Don't take this wrong, I know you meant to point out a cool program, and I'm not having a go at you or anyone seeking technical solutions for this.. but I think this is a social/political problem, and ultimately needs to be deal with as such, if we're ever to achieve anything real.
If talking freely is risky, because we're still in the stone age in so many ways, then I want the risks, not to shut up.
Hah, that is a good point. Of course we need encryption, and we also need to play alpha and beta testers to help find out what works and doesn't. Regardless of politics, there will always be blackhats, so don't take any of that as arguing against using Retroshare, which I like. I just like to stay hungry :)
In a documentary about Africa I saw zebras trying to cross a river. It was full of crocodiles awaiting them, and the zebras all gathered around the edge nervously... sooner or later, a few zebras would step (or get pushed) into the river, and then the rest scrambled to follow them, as if on cue. A few got surrounded by crocodiles and eaten ("without ever having felt / sorry for itself" .. !), but the vast majority made it across fine.
Imagine if the zebras instead had watched in horror as the first few "pioneers" got mauled... prodding each other saying "your turn", until all of them were too weak to be able to cross, even as a herd, and the crocodiles simply came out of the river and dragged them into it (which is exactly what would have happened, because the reason they cross rivers is that there is nothing left to eat on their side of it).
Not that I consider humans herd animals, or that I want to other humans who prey on humans so much that I would cast them as a different species. But I still think there is a lesson for us in there, too. Cowardice, as rational as it may seem, simply doesn't pay in the long run. Until we learn that, we're stuck.
I'd rather have my public opinions public and face the consequences.
If the next time I visit the US I have my laptop confiscated, my luggage searched or have my entry denied, so be it. I'll know that's because the US no longer welcomes free speech and plan my future travels and career moves accordingly.
I'll add that, if that ever happens, it'll be a sad day for me. I still have faith a country founded on principles rather than ethnicity or geography means something. I'd like to keep that faith, if possible.

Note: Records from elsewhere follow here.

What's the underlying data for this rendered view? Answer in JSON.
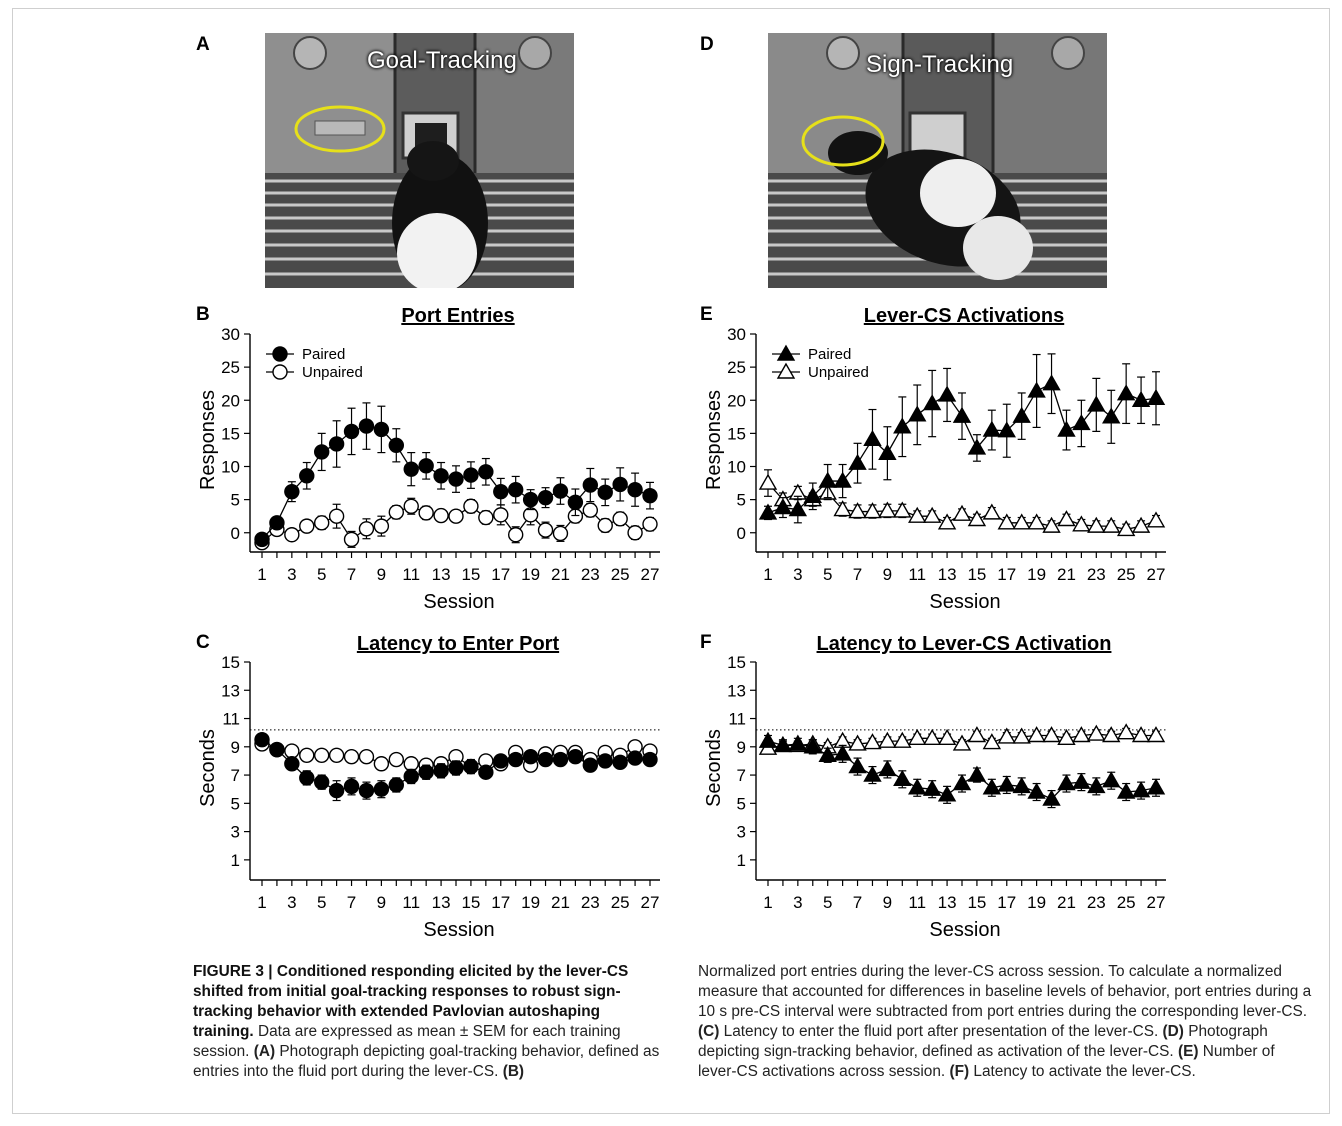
{
  "panels": {
    "A": {
      "letter": "A",
      "photo_label": "Goal-Tracking"
    },
    "B": {
      "letter": "B"
    },
    "C": {
      "letter": "C"
    },
    "D": {
      "letter": "D",
      "photo_label": "Sign-Tracking"
    },
    "E": {
      "letter": "E"
    },
    "F": {
      "letter": "F"
    }
  },
  "chart_data": [
    {
      "id": "B",
      "type": "line",
      "title": "Port Entries",
      "xlabel": "Session",
      "ylabel": "Responses",
      "ylim": [
        -2,
        30
      ],
      "yticks": [
        0,
        5,
        10,
        15,
        20,
        25,
        30
      ],
      "xticks": [
        1,
        3,
        5,
        7,
        9,
        11,
        13,
        15,
        17,
        19,
        21,
        23,
        25,
        27
      ],
      "marker": "circle",
      "legend": "top-left",
      "x": [
        1,
        2,
        3,
        4,
        5,
        6,
        7,
        8,
        9,
        10,
        11,
        12,
        13,
        14,
        15,
        16,
        17,
        18,
        19,
        20,
        21,
        22,
        23,
        24,
        25,
        26,
        27
      ],
      "series": [
        {
          "name": "Paired",
          "filled": true,
          "values": [
            -1.0,
            1.5,
            6.2,
            8.6,
            12.2,
            13.4,
            15.3,
            16.1,
            15.6,
            13.2,
            9.6,
            10.1,
            8.6,
            8.1,
            8.7,
            9.2,
            6.2,
            6.5,
            5.0,
            5.3,
            6.3,
            4.6,
            7.2,
            6.1,
            7.3,
            6.5,
            5.6
          ],
          "err": [
            0.8,
            0.8,
            1.5,
            2.0,
            2.8,
            3.5,
            3.5,
            3.5,
            3.5,
            2.5,
            2.5,
            2.0,
            2.0,
            2.0,
            2.0,
            2.0,
            2.0,
            2.0,
            1.5,
            1.5,
            2.0,
            2.0,
            2.5,
            2.0,
            2.5,
            2.5,
            2.0
          ]
        },
        {
          "name": "Unpaired",
          "filled": false,
          "values": [
            -1.5,
            0.5,
            -0.3,
            1.0,
            1.5,
            2.5,
            -1.0,
            0.6,
            1.0,
            3.1,
            4.0,
            3.0,
            2.6,
            2.5,
            4.0,
            2.3,
            2.7,
            -0.3,
            2.7,
            0.4,
            -0.1,
            2.5,
            3.4,
            1.1,
            2.1,
            0.0,
            1.3
          ],
          "err": [
            0.8,
            0.8,
            0.8,
            0.8,
            1.0,
            1.8,
            1.2,
            1.5,
            1.5,
            1.0,
            1.2,
            1.0,
            0.8,
            0.8,
            1.0,
            1.0,
            1.5,
            1.2,
            1.5,
            1.2,
            1.2,
            1.0,
            1.0,
            1.0,
            1.0,
            1.0,
            1.0
          ]
        }
      ]
    },
    {
      "id": "C",
      "type": "line",
      "title": "Latency to Enter Port",
      "xlabel": "Session",
      "ylabel": "Seconds",
      "ylim": [
        0,
        15
      ],
      "yticks": [
        1,
        3,
        5,
        7,
        9,
        11,
        13,
        15
      ],
      "xticks": [
        1,
        3,
        5,
        7,
        9,
        11,
        13,
        15,
        17,
        19,
        21,
        23,
        25,
        27
      ],
      "marker": "circle",
      "reference_line": 10.2,
      "x": [
        1,
        2,
        3,
        4,
        5,
        6,
        7,
        8,
        9,
        10,
        11,
        12,
        13,
        14,
        15,
        16,
        17,
        18,
        19,
        20,
        21,
        22,
        23,
        24,
        25,
        26,
        27
      ],
      "series": [
        {
          "name": "Paired",
          "filled": true,
          "values": [
            9.5,
            8.8,
            7.8,
            6.8,
            6.5,
            5.9,
            6.2,
            5.9,
            6.0,
            6.3,
            6.9,
            7.2,
            7.3,
            7.5,
            7.6,
            7.2,
            8.0,
            8.1,
            8.3,
            8.1,
            8.1,
            8.3,
            7.7,
            8.0,
            7.9,
            8.2,
            8.1
          ],
          "err": [
            0.3,
            0.4,
            0.4,
            0.5,
            0.5,
            0.7,
            0.6,
            0.6,
            0.6,
            0.5,
            0.5,
            0.5,
            0.5,
            0.5,
            0.5,
            0.4,
            0.4,
            0.4,
            0.4,
            0.4,
            0.4,
            0.4,
            0.4,
            0.4,
            0.4,
            0.4,
            0.4
          ]
        },
        {
          "name": "Unpaired",
          "filled": false,
          "values": [
            9.2,
            8.8,
            8.7,
            8.4,
            8.4,
            8.4,
            8.3,
            8.3,
            7.8,
            8.1,
            7.8,
            7.7,
            7.8,
            8.3,
            7.6,
            8.0,
            7.8,
            8.6,
            7.7,
            8.5,
            8.6,
            8.6,
            8.1,
            8.6,
            8.4,
            9.0,
            8.7
          ],
          "err": [
            0.3,
            0.3,
            0.3,
            0.3,
            0.3,
            0.3,
            0.3,
            0.3,
            0.3,
            0.3,
            0.3,
            0.3,
            0.3,
            0.3,
            0.3,
            0.3,
            0.3,
            0.3,
            0.3,
            0.3,
            0.3,
            0.3,
            0.3,
            0.3,
            0.3,
            0.3,
            0.3
          ]
        }
      ]
    },
    {
      "id": "E",
      "type": "line",
      "title": "Lever-CS Activations",
      "xlabel": "Session",
      "ylabel": "Responses",
      "ylim": [
        -2,
        30
      ],
      "yticks": [
        0,
        5,
        10,
        15,
        20,
        25,
        30
      ],
      "xticks": [
        1,
        3,
        5,
        7,
        9,
        11,
        13,
        15,
        17,
        19,
        21,
        23,
        25,
        27
      ],
      "marker": "triangle",
      "legend": "top-left",
      "x": [
        1,
        2,
        3,
        4,
        5,
        6,
        7,
        8,
        9,
        10,
        11,
        12,
        13,
        14,
        15,
        16,
        17,
        18,
        19,
        20,
        21,
        22,
        23,
        24,
        25,
        26,
        27
      ],
      "series": [
        {
          "name": "Paired",
          "filled": true,
          "values": [
            3.0,
            3.8,
            3.5,
            5.5,
            7.8,
            7.8,
            10.5,
            14.1,
            12.0,
            16.0,
            17.8,
            19.5,
            20.8,
            17.6,
            12.8,
            15.5,
            15.4,
            17.6,
            21.4,
            22.5,
            15.5,
            16.5,
            19.3,
            17.5,
            21.0,
            20.0,
            20.3
          ],
          "err": [
            1.0,
            1.5,
            2.0,
            2.0,
            2.5,
            2.5,
            3.0,
            4.5,
            4.0,
            4.5,
            4.5,
            5.0,
            4.0,
            3.5,
            2.0,
            3.0,
            4.0,
            3.5,
            5.5,
            4.5,
            3.0,
            3.5,
            4.0,
            4.0,
            4.5,
            3.5,
            4.0
          ]
        },
        {
          "name": "Unpaired",
          "filled": false,
          "values": [
            7.5,
            5.0,
            6.0,
            5.0,
            6.0,
            3.5,
            3.2,
            3.2,
            3.3,
            3.3,
            2.5,
            2.5,
            1.5,
            2.8,
            2.0,
            3.0,
            1.5,
            1.5,
            1.5,
            1.0,
            2.0,
            1.2,
            1.0,
            1.0,
            0.5,
            1.0,
            1.8
          ],
          "err": [
            2.0,
            1.0,
            1.0,
            1.0,
            1.0,
            1.0,
            1.0,
            1.0,
            1.0,
            1.0,
            0.8,
            0.8,
            0.8,
            0.8,
            0.8,
            0.8,
            0.8,
            0.8,
            0.8,
            0.8,
            0.8,
            0.8,
            0.8,
            0.8,
            0.8,
            0.8,
            0.8
          ]
        }
      ]
    },
    {
      "id": "F",
      "type": "line",
      "title": "Latency to Lever-CS Activation",
      "xlabel": "Session",
      "ylabel": "Seconds",
      "ylim": [
        0,
        15
      ],
      "yticks": [
        1,
        3,
        5,
        7,
        9,
        11,
        13,
        15
      ],
      "xticks": [
        1,
        3,
        5,
        7,
        9,
        11,
        13,
        15,
        17,
        19,
        21,
        23,
        25,
        27
      ],
      "marker": "triangle",
      "reference_line": 10.2,
      "x": [
        1,
        2,
        3,
        4,
        5,
        6,
        7,
        8,
        9,
        10,
        11,
        12,
        13,
        14,
        15,
        16,
        17,
        18,
        19,
        20,
        21,
        22,
        23,
        24,
        25,
        26,
        27
      ],
      "series": [
        {
          "name": "Paired",
          "filled": true,
          "values": [
            9.4,
            9.1,
            9.2,
            9.0,
            8.4,
            8.5,
            7.6,
            7.0,
            7.4,
            6.7,
            6.1,
            6.0,
            5.6,
            6.4,
            7.0,
            6.1,
            6.3,
            6.2,
            5.8,
            5.3,
            6.4,
            6.5,
            6.2,
            6.6,
            5.8,
            5.9,
            6.1
          ],
          "err": [
            0.4,
            0.4,
            0.4,
            0.5,
            0.5,
            0.6,
            0.6,
            0.6,
            0.6,
            0.6,
            0.6,
            0.6,
            0.6,
            0.6,
            0.5,
            0.6,
            0.6,
            0.6,
            0.6,
            0.6,
            0.6,
            0.6,
            0.6,
            0.6,
            0.6,
            0.6,
            0.6
          ]
        },
        {
          "name": "Unpaired",
          "filled": false,
          "values": [
            8.9,
            9.1,
            9.1,
            9.2,
            9.0,
            9.4,
            9.2,
            9.3,
            9.4,
            9.4,
            9.6,
            9.6,
            9.6,
            9.2,
            9.8,
            9.3,
            9.7,
            9.7,
            9.8,
            9.8,
            9.6,
            9.8,
            9.9,
            9.8,
            10.0,
            9.8,
            9.8
          ],
          "err": [
            0.3,
            0.3,
            0.3,
            0.3,
            0.3,
            0.3,
            0.3,
            0.3,
            0.3,
            0.3,
            0.3,
            0.3,
            0.3,
            0.3,
            0.3,
            0.3,
            0.3,
            0.3,
            0.3,
            0.3,
            0.3,
            0.3,
            0.3,
            0.3,
            0.3,
            0.3,
            0.3
          ]
        }
      ]
    }
  ],
  "caption": {
    "title": "FIGURE 3 | Conditioned responding elicited by the lever-CS shifted from initial goal-tracking responses to robust sign-tracking behavior with extended Pavlovian autoshaping training.",
    "s1": " Data are expressed as mean ± SEM for each training session. ",
    "label_a": "(A)",
    "text_a": " Photograph depicting goal-tracking behavior, defined as entries into the fluid port during the lever-CS. ",
    "label_b": "(B)",
    "text_b": " Normalized port entries during the lever-CS across session. To calculate a normalized measure that accounted for differences in baseline levels of behavior, port entries during a 10 s pre-CS interval were subtracted from port entries during the corresponding lever-CS. ",
    "label_c": "(C)",
    "text_c": " Latency to enter the fluid port after presentation of the lever-CS. ",
    "label_d": "(D)",
    "text_d": " Photograph depicting sign-tracking behavior, defined as activation of the lever-CS. ",
    "label_e": "(E)",
    "text_e": " Number of lever-CS activations across session. ",
    "label_f": "(F)",
    "text_f": " Latency to activate the lever-CS."
  }
}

A few years ago I went back to the US to visit the crypto museum (incidentally, right across the street from NSA in Fort Meade). It was my first trip to the DC area and the first night I got in, I went over to the Jefferson memorial. A sign on the pathway approaching the dome warns visitors that due to federal law, firearms are prohibited on the grounds.
Jefferson would be proud, I'm sure.
[note to non-US citizens: It's basic right #2 in the USA that people can own and carry firearms.]
Nothing has ever happened to me in the past and I have no reason to believe I'm under investigation for anything I've ever said. Yet I've already made the decision to never go back. The "lose" position is simply too high to make it worth it. As it stands, if someone decided to "make an example" out of me for some bizarre reason I could be detained indefinitely with no realistic recourse. I can't think of anything the US has (that other countries don't) that makes that sort of risk, regardless of how unlikely it is, worth it (in case that's not clear, what I mean is, my expected odds for getting kidnapped by the US might be one in 100 trillion trillion, yet if it happens my life could be over).